All right. Back to going inside. (I guess I can’t call it living–yet.)
When my eyes are closed, and I’m sitting–sitting in my room–I really get behind my forehead.
The fight is on. A lot of noise: but the ideas are shooting blanks. Nothing hits and hurts.
There’s a blaze–and I see something and I go running over–and the flames are out already. What true is going on? That I can watch? Just for a moment, maybe–then–wham!–grab.
I’ve never had a real thought. I reach for the Accident, when an idea will stumble and sprawl over me.
I never leave the hotel except to eat, sign up for unemployment, or go to the Public Library. Yes, I still indulge myself in the waste of books, but only on the chance I’ll find contents other than words.
Over the past few years, I have found three valuable items that have been left in books at the Public Library. Which books they were left in would have been important–actually most important–at one time, but now I no longer remember. I keep and study these items–because they have urged me the closest I have ever been to an idea of my own. The people who left these things didn’t offer them. If I was not so merciless a judge, maybe I’d even give myself credit. Sometimes, I almost do.
When I close my eyes to see these items They [sic] form a relationship with the thoughts that erupt in my mind. What I see with my eyes closed has become more real than anything else, so that even if these items are lost somewhere in this littered room–which they are–it doesn’t matter. I still have them.
There is a Christmas card from a young couple to the parents of the husband. I found the thing in a library book sometime in February. It was in an addressed envelope with no stamp The card was obviously signed by the young wife, in a delicate looping hand: Merry Christmas, love from Ron and Donna. Just beneath, was their names in print; they’d probably had their names printed on about fifty copies of the same card.
Then there was a love letter, on a spiral notebook paper, to a girl named Susan. The guy must have been trying to patch things up. He wrote: The most important thing is remembering what we have, not what we don’t have. We should try to forget everything but each other. This was probably just a first draft, because then he started some sort of shopping list:
Coffee
Cigarettes
Bread
Toilet Paper
Last was the following. The third item was typed. It was misspelled, ungrammatical, unfinished. It’s my favorite.
Dear Sir
Regarding this note or contract I don’t understand it.

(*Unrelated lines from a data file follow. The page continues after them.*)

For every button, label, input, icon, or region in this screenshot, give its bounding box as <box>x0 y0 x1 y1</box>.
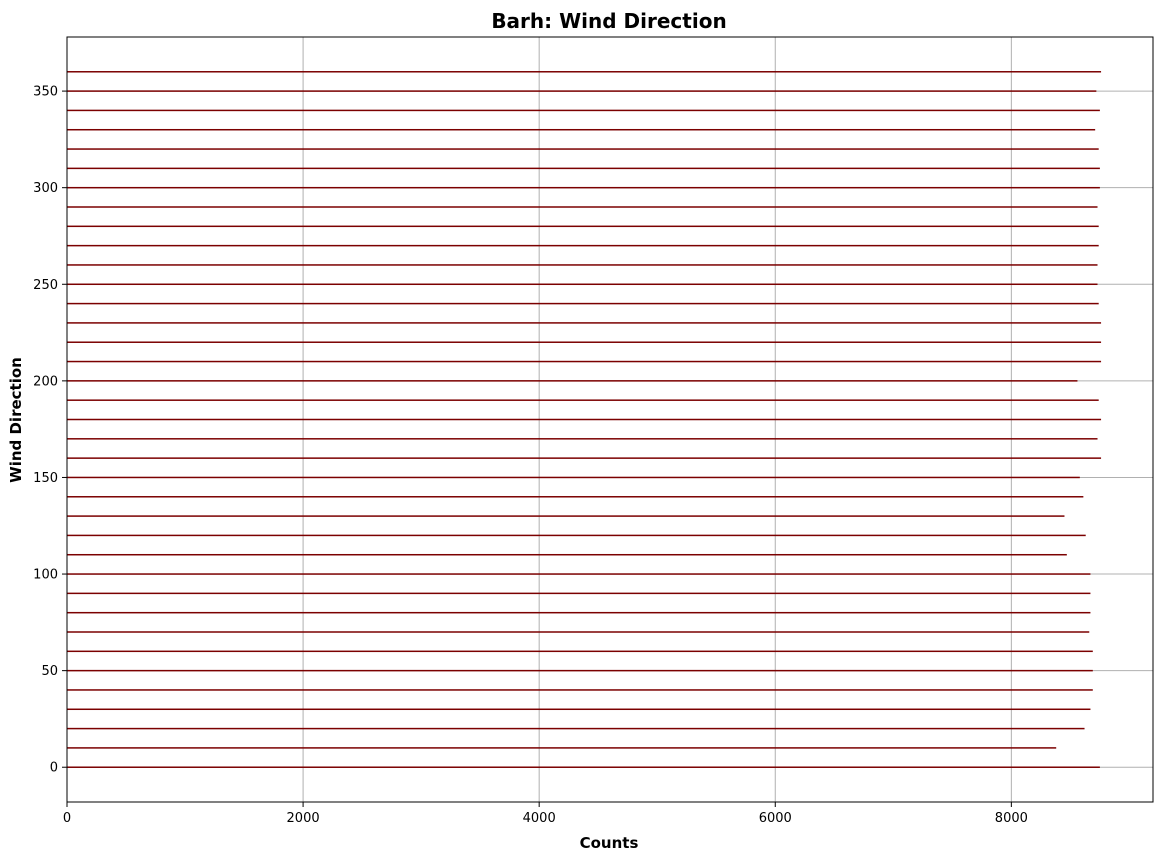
x-tick-label: 0 <box>63 811 71 826</box>
chart-title: Barh: Wind Direction <box>491 9 726 33</box>
bar <box>67 418 1102 421</box>
bar <box>67 669 1093 672</box>
bar <box>67 611 1091 614</box>
bar <box>67 457 1102 459</box>
bar <box>67 553 1067 556</box>
bar <box>67 534 1086 537</box>
y-tick-label: 100 <box>33 568 58 583</box>
y-tick-label: 300 <box>33 181 58 196</box>
bar <box>67 71 1102 73</box>
bar <box>67 515 1065 517</box>
bar <box>67 206 1098 208</box>
bar <box>67 148 1099 150</box>
x-axis-label: Counts <box>580 834 639 852</box>
bar <box>67 264 1098 266</box>
bar <box>67 592 1091 595</box>
bar <box>67 766 1100 768</box>
bar <box>67 689 1093 691</box>
bar <box>67 244 1099 247</box>
bar <box>67 186 1100 189</box>
bar <box>67 167 1100 170</box>
y-tick-label: 200 <box>33 374 58 389</box>
bar <box>67 631 1090 633</box>
bar <box>67 225 1099 228</box>
bar <box>67 438 1098 440</box>
bar <box>67 90 1097 92</box>
bar <box>67 747 1057 749</box>
bar <box>67 399 1099 401</box>
bar <box>67 322 1102 324</box>
y-tick-label: 0 <box>50 761 58 776</box>
x-axis-ticks: 0 2000 4000 6000 8000 <box>63 802 1028 826</box>
y-axis-label: Wind Direction <box>7 357 25 483</box>
bar <box>67 727 1085 730</box>
x-tick-label: 6000 <box>759 811 792 826</box>
bar <box>67 496 1084 498</box>
plot-frame <box>66 36 1154 803</box>
bar <box>67 380 1078 382</box>
bars <box>67 71 1102 768</box>
y-tick-label: 350 <box>33 85 58 100</box>
bar <box>67 109 1100 112</box>
x-tick-label: 8000 <box>995 811 1028 826</box>
x-tick-label: 2000 <box>287 811 320 826</box>
bar <box>67 283 1098 286</box>
y-tick-label: 250 <box>33 278 58 293</box>
bar <box>67 476 1080 479</box>
bar <box>67 573 1091 575</box>
bar <box>67 302 1099 305</box>
bar <box>67 128 1096 131</box>
bar <box>67 708 1091 711</box>
bar <box>67 341 1102 343</box>
y-tick-label: 50 <box>41 664 58 679</box>
y-axis-ticks: 0 50 100 150 200 250 300 350 <box>33 85 67 776</box>
y-tick-label: 150 <box>33 471 58 486</box>
bar <box>67 360 1102 363</box>
x-tick-label: 4000 <box>523 811 556 826</box>
bar <box>67 650 1093 653</box>
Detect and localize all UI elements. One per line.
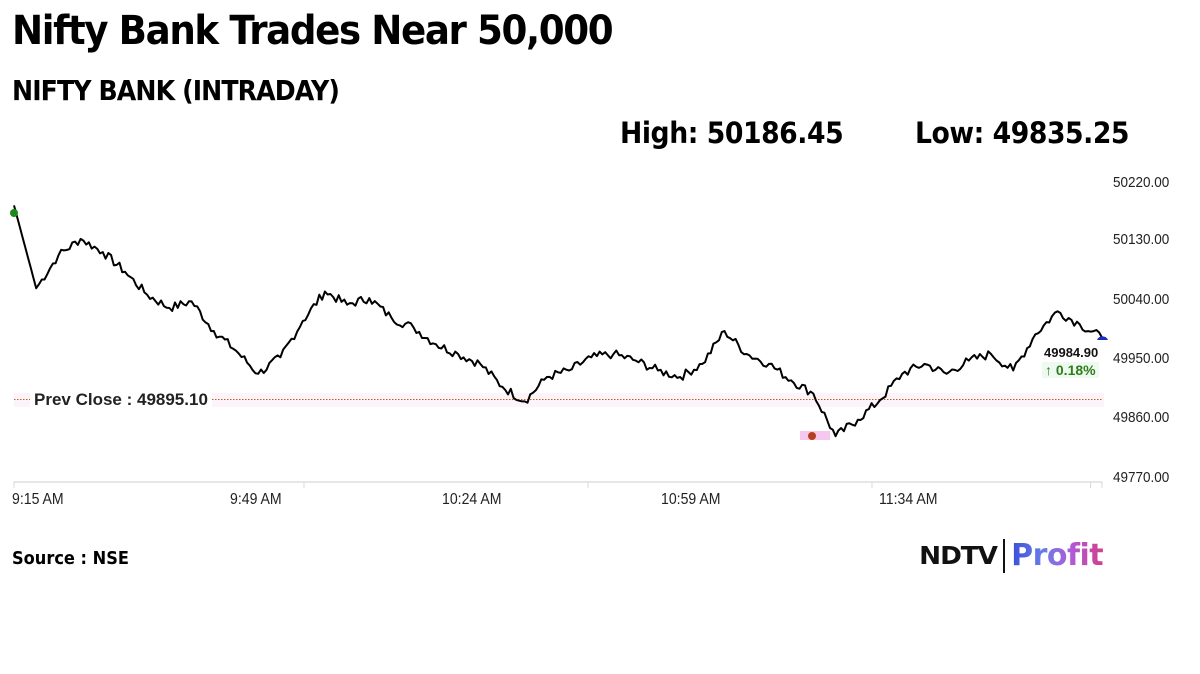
ndtv-profit-logo: NDTV Profit [919, 538, 1104, 573]
prev-close-band [14, 393, 1104, 407]
y-tick-label: 50040.00 [1113, 291, 1170, 308]
x-tick-label: 9:15 AM [12, 491, 64, 508]
logo-divider [1003, 538, 1006, 573]
x-tick-label: 10:24 AM [442, 491, 502, 508]
y-tick-label: 50220.00 [1113, 174, 1170, 191]
x-tick-label: 10:59 AM [661, 491, 721, 508]
change-percent-badge: ↑ 0.18% [1042, 362, 1099, 378]
prev-close-label: Prev Close : 49895.10 [30, 390, 212, 410]
low-marker[interactable] [808, 432, 816, 440]
high-marker[interactable] [10, 209, 18, 217]
last-marker[interactable] [1097, 336, 1108, 340]
high-label: High: 50186.45 [620, 116, 844, 150]
y-tick-label: 49770.00 [1113, 469, 1170, 486]
last-value-label: 49984.90 [1044, 345, 1099, 360]
source-label: Source : NSE [12, 548, 129, 569]
low-label: Low: 49835.25 [915, 116, 1130, 150]
y-tick-label: 50130.00 [1113, 231, 1170, 248]
chart-subtitle: NIFTY BANK (INTRADAY) [12, 74, 340, 107]
x-tick-label: 9:49 AM [230, 491, 282, 508]
y-tick-label: 49950.00 [1113, 350, 1170, 367]
price-line [13, 205, 1103, 438]
page-title: Nifty Bank Trades Near 50,000 [12, 8, 614, 54]
logo-ndtv-text: NDTV [919, 541, 998, 570]
logo-profit-text: Profit [1011, 538, 1104, 573]
x-tick-label: 11:34 AM [879, 491, 938, 508]
y-tick-label: 49860.00 [1113, 409, 1170, 426]
x-axis-tick-marks [13, 482, 1103, 488]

I filled out one contract, what is this one for? I will not stand to be threaten.
if you think by threatening, to send the sheriff to my job you are wrong. This will not insure payments.
Sir, I intend to pay every penny I owe you. I repeat I do not intent to be threaten
Well, I keep looking in library books for things like that. I love, “I will not stand to be threaten.”

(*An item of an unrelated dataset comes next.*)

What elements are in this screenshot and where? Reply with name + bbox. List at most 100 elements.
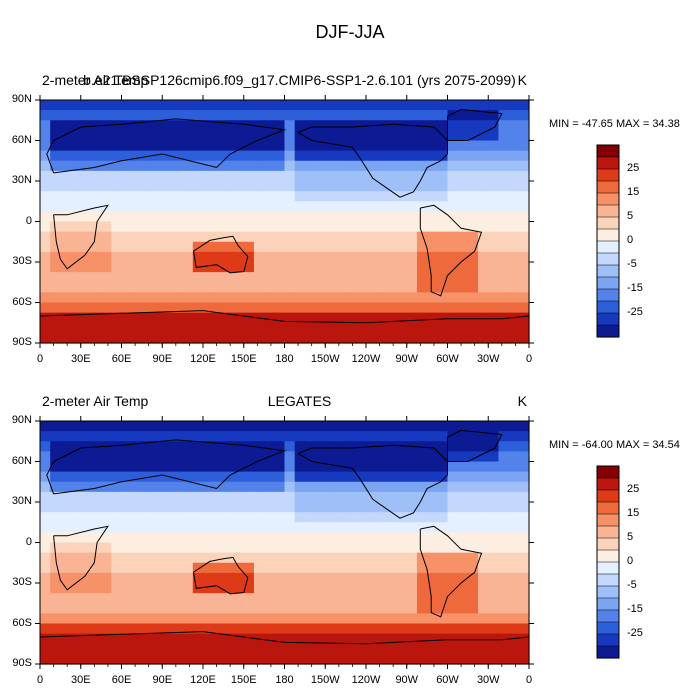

These items have found their place in my mind, along with the flash of elusive ideas. And one time, I wrote something down and took it to the Public Library. I just wandered around among the shelves in the Literature, Philosophy and Religion section. I closed my eyes and felt along, and finally shoved the paper into a book.
Sitting here in my room, I am aware of all my own discarded books around me. I have books on the floor, under the bed, climbing the walls. Books in the closet.
I’m trying to find spiritual answers, so even my love life is here. Scattered around the room are dozens, and dozens of abused and stained old copies of Playboy, Cavalier, Dude. Magazines that also–sure–had some pretty good topical reading in them.
I don’t have time any more. I can still close my eyes and see what I wrote; it’s the closest thing to a real idea I ever had. At thirty, I show myself I’m still ambitious.
What I left in the book is there in my mind, in the middle of the fireworks. But because I didn’t have to chase it–how can I trust it?
I’m unlocated, except inside my own head. If I give myself credit for that, at least, maybe I should give myself credit for what I wrote and gave away. Maybe.
I can close my eyes and read it, there in the flicker of ideas I can’t grasp. In some book, someone will read what I read now.
There is a list of classmates not located. If you know the name of anyone on the list, would you please write it in. We would like this information as soon as possible.